Сам прыжок длится недолго: опасная стадия занимает, быть может, минут двадцать от начала до конца, и только в последние пять минут становится по-настоящему жарко. Потом ты замедляешься до звуковой скорости, отпускаешь свою тлеющую доску и молишься предкам, чтобы парашют раскрылся как надо, потому что нет ничего более унизительного, чем необходимость прибегать к помощи спасательного катера. Особенно если он соскребет тебя с земной поверхности уже после вашей неформальной встречи.
Проносясь где-то над Ютой, я угодил в слой облаков и, должно быть, немного переборщил с зигом вместо зага, поскольку, когда туман наконец рассеялся, я обнаружил, что скольжу по небу километрах в пятидесяти в стороне от намеченного курса. Это уже само по себе было довольно неприятное открытие, а особенно когда по шлемофону мне услужливо сообщили, что трое других спортсменов (и среди них Абдул!) оказались гораздо ближе к цели. Должен признаться, в этот миг я пробормотал нечто грубое и совершенно неспортивное. Но игра есть игра, и сражаться нужно до конца.
В итоге я приземлился в каких-нибудь тридцати трех тысячах метров от цели, и пару минут спустя арбитры сообщили, что у меня третий результат. Перри О'Пэри, который до этого меня опережал, умудрился изжариться заживо, еще не достигнув тропосферы. Жаль бедолагу, конечно, но по крайней мере он погиб как мужчина.
Оставшийся путь до базы я проделал на одном из судейских катеров. Когда в своих дымящихся одеждах я переступил пыльный, засыпанный песком порог, впервые за несколько недель ощущая себя по-настоящему живым, праздник был уже в полном разгаре. Слуги Абдула, все как один в традиционных кимоно и бурнусах, привели генетически модифицированного верблюда, который в огромных количествах писал шампанским.
— Выпивка за мой счет! — пропел Абдул на тирольский манер, когда Толли Форсайт и какой-то странный тип из великих визирей (должно быть, это был Тоширо ибн-Секирбашка) водрузили его себе на плечи и принялись отплясывать победную мазурку.
— Нехило ты зажигаешь! — воскликнул я, с облегчением сбрасывая шлем с перчатками и опрокидывая чашу шипучки на свою дымящуюся голову. — Твое здоровье!
— Наливай!
Абдул щедро разбрызгивал вокруг верблюжью благодать. Сегодня он радовался от души и, надо признать, был при том изрядно навеселе. Ко мне подобрался младший братец ибн-Секирбашки и доверительно сообщил:
— Если Ральфи-сан соблаговолит проследовать за мной на яхту Его Высочества, мы отправимся на Марс, как только прибудут остальные гости.

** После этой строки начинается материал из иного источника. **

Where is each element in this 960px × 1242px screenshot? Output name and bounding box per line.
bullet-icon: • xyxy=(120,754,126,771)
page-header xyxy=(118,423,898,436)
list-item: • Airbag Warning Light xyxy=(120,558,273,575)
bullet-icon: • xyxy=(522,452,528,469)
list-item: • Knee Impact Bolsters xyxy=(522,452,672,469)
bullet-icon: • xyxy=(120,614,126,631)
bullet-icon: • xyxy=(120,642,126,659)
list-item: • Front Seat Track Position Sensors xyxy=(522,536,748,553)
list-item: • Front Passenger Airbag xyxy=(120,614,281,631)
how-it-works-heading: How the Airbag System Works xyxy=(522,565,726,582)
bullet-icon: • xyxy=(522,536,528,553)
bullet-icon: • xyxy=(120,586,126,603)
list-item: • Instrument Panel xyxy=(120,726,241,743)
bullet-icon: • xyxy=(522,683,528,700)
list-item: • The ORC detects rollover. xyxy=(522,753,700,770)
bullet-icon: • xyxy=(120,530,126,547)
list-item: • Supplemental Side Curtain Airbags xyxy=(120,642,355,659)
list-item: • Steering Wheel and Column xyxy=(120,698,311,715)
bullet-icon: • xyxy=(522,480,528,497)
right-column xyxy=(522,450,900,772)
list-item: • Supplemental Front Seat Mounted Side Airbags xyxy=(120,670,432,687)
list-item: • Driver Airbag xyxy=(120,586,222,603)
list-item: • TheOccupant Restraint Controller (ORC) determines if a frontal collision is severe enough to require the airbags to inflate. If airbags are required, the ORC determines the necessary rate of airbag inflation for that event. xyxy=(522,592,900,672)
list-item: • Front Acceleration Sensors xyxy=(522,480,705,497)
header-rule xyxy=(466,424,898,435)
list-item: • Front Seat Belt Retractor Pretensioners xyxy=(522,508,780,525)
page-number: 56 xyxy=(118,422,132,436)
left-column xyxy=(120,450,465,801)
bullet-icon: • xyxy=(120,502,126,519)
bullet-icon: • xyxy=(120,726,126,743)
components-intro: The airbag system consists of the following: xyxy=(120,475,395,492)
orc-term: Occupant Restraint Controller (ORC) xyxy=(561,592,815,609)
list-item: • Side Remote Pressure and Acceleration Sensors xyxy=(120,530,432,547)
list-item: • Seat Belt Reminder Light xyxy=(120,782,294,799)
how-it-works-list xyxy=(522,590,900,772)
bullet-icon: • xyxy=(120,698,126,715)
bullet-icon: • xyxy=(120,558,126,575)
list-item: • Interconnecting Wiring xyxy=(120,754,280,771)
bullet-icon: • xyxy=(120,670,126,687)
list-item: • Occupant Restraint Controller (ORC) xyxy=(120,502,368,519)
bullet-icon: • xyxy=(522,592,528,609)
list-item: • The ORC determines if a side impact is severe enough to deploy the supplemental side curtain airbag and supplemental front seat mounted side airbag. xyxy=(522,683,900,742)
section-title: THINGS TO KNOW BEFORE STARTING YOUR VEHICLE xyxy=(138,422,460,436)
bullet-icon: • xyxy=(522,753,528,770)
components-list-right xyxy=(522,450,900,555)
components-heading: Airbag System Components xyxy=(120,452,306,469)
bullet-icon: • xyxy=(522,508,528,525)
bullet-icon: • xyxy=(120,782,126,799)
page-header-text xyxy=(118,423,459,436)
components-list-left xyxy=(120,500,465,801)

— Остальные? Клёво! — Я огляделся по сторонам в надежде увидеть мою подружку-клэнки, но Лоры нигде не было. Что весьма странно, поскольку обычно к этому моменту она уже ошивалась где-то поблизости. Видимо, то, что я мог отдать богу душу на глазах у почтенной публики, воодушевляет ее. — А кто конкретно еще едет?
— Многие, — заверил меня ибн-Секирбашка-Младший с хитрецой в голосе. — Будет большой праздник, очень большой — как и полагается по случаю дня рождения принца. Вы что, не знаете о дне рождения? Вечеринка будет, разумеется, тематическая — в честь приемных предков этой древней фамилии, дома Сауда.
Абдул аль-Мацумото — такой же чистокровный арабский принц, как я, — наследник клана Макдональда, но что поделаешь, это наша расплата за происхождение от нуворишей, столетия назад переживших Великое Сокращение. Наши предки купили вакантные титулы, и, следовательно, мы, их потомки, вынуждены чтить все эти дебильные традиции. Я, например, потратил годы, мучительно упражняясь в метании тряпья и танцах с граблями, не говоря уже об истязании слуха уроками игры на электроволынке. Впрочем, Абдулу пришлось еще хуже: правила обязывали его повсюду таскаться с полотенцем на голове и воздерживаться от употребления сброженного виноградного сока, пока тот не пройдет через почки генетически модифицированного верблюда. Да уж, эти аристократические забавы тоже, знаете ли, палка о двух концах.